One of the simplest factors in blood pressure measurement that is often overlooked is cuff size. For an accurate reading, the cuff must correctly fit the patient’s arm. A cuff that’s too small can overestimate blood pressure, while one that’s too large may underestimate it. The association recommends the inflatable part of a blood pressure cuff, called the bladder, wrap around at least 80 percent of your upper arm. Even if the cuff looks like it fits, the bladder inside might be too small or too big. Studies show incorrect sizes are often used in clinics—particularly for patients with larger or more muscular arms.

A 2023 study published in JAMA Internal Medicine highlights the issue. It found that using a regular-sized cuff on patients needing a larger one led to inflated readings—by nearly 5 mm Hg for a patient needing a large cuff and as much as 19.5 mm Hg for one who needs an extra-large cuff.

  1. Crossing the Legs

Crossing your legs during a blood pressure check may seem minor, but research shows that it can significantly change the reading. A study in the Journal of Hypertension found that when participants crossed one ankle over the knee, their systolic blood pressure rose by an average of 11.4 mm Hg, and diastolic pressure increased by 3.8 mm Hg, compared with readings with feet flat on the floor.

This leg position affects blood pressure because it increases cardiac output—the volume of blood the heart pumps each minute. With more blood flowing, pressure in the arteries rises. However, because peripheral resistance, or the natural resistance in blood vessels, doesn’t adjust to offset this increase, the overall blood pressure spikes. Crossing the legs at the ankles doesn’t have the same effect on readings.

  1. Full Bladder

It turns out that needing a bathroom break can do more than just make you uncomfortable—it can also raise your blood pressure. Researchers found that middle-aged women holding a full bladder showed an average increase of 4.2 mm Hg in systolic blood pressure and 2.8 mm Hg in diastolic pressure compared with after they’d relieved themselves. The effect was most noticeable after three hours, though the increase didn’t continue to rise with longer durations. This suggests that although a full bladder can temporarily boost blood pressure, it’s the discomfort and tension, rather than time, that has the biggest effect.

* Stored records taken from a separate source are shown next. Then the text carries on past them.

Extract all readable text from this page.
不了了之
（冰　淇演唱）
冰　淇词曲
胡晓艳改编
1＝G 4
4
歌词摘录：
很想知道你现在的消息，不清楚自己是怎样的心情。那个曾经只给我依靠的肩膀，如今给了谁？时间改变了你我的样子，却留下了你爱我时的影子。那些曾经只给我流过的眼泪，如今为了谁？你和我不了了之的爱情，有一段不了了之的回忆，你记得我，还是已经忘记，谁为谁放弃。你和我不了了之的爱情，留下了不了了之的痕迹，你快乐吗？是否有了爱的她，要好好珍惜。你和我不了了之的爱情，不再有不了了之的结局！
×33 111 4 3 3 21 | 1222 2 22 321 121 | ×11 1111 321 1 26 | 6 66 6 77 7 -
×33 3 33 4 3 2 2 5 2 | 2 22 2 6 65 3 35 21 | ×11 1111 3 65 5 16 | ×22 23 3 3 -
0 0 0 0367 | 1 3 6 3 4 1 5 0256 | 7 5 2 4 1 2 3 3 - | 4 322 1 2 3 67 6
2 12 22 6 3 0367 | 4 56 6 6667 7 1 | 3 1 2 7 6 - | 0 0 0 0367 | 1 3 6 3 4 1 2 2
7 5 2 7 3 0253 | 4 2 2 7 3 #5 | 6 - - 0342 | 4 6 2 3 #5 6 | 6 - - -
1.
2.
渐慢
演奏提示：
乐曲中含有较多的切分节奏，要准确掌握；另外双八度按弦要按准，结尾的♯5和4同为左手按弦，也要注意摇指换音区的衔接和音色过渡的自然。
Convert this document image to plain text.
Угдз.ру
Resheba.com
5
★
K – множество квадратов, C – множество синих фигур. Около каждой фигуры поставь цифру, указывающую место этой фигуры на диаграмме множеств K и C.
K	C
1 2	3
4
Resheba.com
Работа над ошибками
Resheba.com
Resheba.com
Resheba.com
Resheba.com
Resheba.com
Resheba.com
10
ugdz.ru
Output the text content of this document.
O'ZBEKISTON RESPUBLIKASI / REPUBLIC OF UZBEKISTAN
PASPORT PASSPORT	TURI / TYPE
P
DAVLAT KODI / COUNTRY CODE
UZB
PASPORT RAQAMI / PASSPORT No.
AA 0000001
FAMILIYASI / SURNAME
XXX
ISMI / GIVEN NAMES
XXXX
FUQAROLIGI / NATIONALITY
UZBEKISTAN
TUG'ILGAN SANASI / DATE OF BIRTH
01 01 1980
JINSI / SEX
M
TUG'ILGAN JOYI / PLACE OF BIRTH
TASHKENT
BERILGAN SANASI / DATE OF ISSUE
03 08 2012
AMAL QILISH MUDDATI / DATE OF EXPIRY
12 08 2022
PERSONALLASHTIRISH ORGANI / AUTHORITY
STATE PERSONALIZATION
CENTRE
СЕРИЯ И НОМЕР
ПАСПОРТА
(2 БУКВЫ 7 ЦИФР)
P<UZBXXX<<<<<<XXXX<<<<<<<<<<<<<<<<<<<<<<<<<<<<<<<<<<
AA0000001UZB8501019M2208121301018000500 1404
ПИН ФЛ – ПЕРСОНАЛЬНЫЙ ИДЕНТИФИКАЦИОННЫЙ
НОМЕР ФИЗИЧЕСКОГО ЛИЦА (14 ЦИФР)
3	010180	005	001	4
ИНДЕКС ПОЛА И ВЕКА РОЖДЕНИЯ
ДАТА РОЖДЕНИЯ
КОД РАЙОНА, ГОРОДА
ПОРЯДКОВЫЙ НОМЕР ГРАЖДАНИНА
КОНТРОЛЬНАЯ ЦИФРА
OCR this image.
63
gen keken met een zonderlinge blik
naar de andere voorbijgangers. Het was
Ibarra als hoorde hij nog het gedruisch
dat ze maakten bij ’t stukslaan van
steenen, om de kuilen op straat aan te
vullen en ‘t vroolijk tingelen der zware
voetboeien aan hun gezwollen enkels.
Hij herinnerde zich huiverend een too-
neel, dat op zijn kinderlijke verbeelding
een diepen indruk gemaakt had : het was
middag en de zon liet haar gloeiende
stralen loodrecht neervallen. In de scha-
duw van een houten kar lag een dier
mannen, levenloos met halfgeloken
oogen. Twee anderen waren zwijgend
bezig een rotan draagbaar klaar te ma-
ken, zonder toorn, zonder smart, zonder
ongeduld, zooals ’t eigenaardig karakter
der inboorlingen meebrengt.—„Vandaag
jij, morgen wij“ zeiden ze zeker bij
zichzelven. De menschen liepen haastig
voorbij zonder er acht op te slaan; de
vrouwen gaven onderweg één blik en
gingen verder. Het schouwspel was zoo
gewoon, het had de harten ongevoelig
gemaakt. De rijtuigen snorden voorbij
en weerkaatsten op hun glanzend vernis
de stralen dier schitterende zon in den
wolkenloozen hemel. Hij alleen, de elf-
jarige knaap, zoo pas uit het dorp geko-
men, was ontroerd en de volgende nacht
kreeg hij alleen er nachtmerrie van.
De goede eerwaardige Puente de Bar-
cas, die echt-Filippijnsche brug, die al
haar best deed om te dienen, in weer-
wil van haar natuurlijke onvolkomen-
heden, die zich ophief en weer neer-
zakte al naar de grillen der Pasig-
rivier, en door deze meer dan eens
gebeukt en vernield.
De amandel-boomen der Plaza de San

  1. White Coat Hypertension

For up to a third of patients, simply visiting the doctor’s office can spike blood pressure readings—a phenomenon known as white coat hypertension. This temporary increase, often caused by anxiety, can elevate systolic readings by as much as 20 mm Hg. Dr. Evan Levine, a cardiologist and health care author, manages white coat hypertension by giving patients time to relax and repeating measurements. Studies support this approach, showing that allowing time between readings can reduce anxiety-related spikes. Levine often takes a second reading after the exam, allowing patients to settle down and ensuring more accurate results.

 

This last cause is one I can certainly identify with, even as a doctor myself. This highlights the importance of taking your own blood pressure at home regularly where you are relaxed and can repeat the test often for more accuracy.